NATION STATE ACTIVITY // Surveillanceware Industry Thrives Amidst Regulatory Challenges and Abuses

Surveillanceware firms are experiencing significant growth, driven by increased demand from government agencies despite ongoing misuse against activists, journalists, and political figures.

The cost of surveillanceware has surged, with prices rising from €1,100 per infection in 2011 to €6 million for comprehensive services by 2022.

Surveillanceware vendors are leveraging zero-day vulnerabilities and stealthier command-and-control infrastructures, complicating detection and mitigation efforts.

Despite international sanctions and regulatory calls, key players like the NSO Group continue operations, often through corporate restructuring and resellers.

Legal actions, such as Meta's $168 million judgment against the NSO Group, highlight the tech industry's resistance to unauthorized surveillance activities.
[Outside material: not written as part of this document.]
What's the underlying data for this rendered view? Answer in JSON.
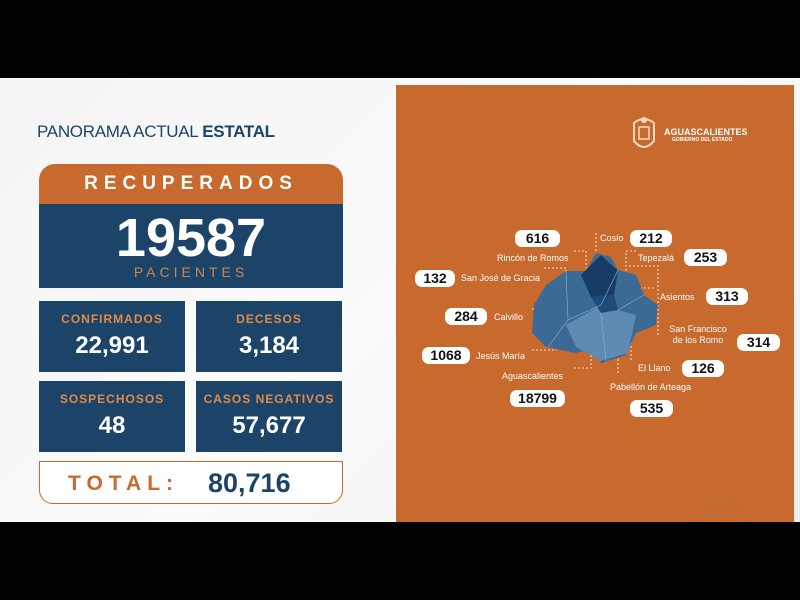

Surveillanceware techniques are increasingly infiltrating the criminal malware market, evidenced by nation-state groups using these flaws for cyber espionage.

The Pall Mall Process, signed by 27 countries, seeks better regulation, yet many signatories, including Italy, remain active users of such technologies.

Surveillanceware companies adeptly evade oversight, raising concerns about the lack of effective political and regulatory safeguards to protect potential targets.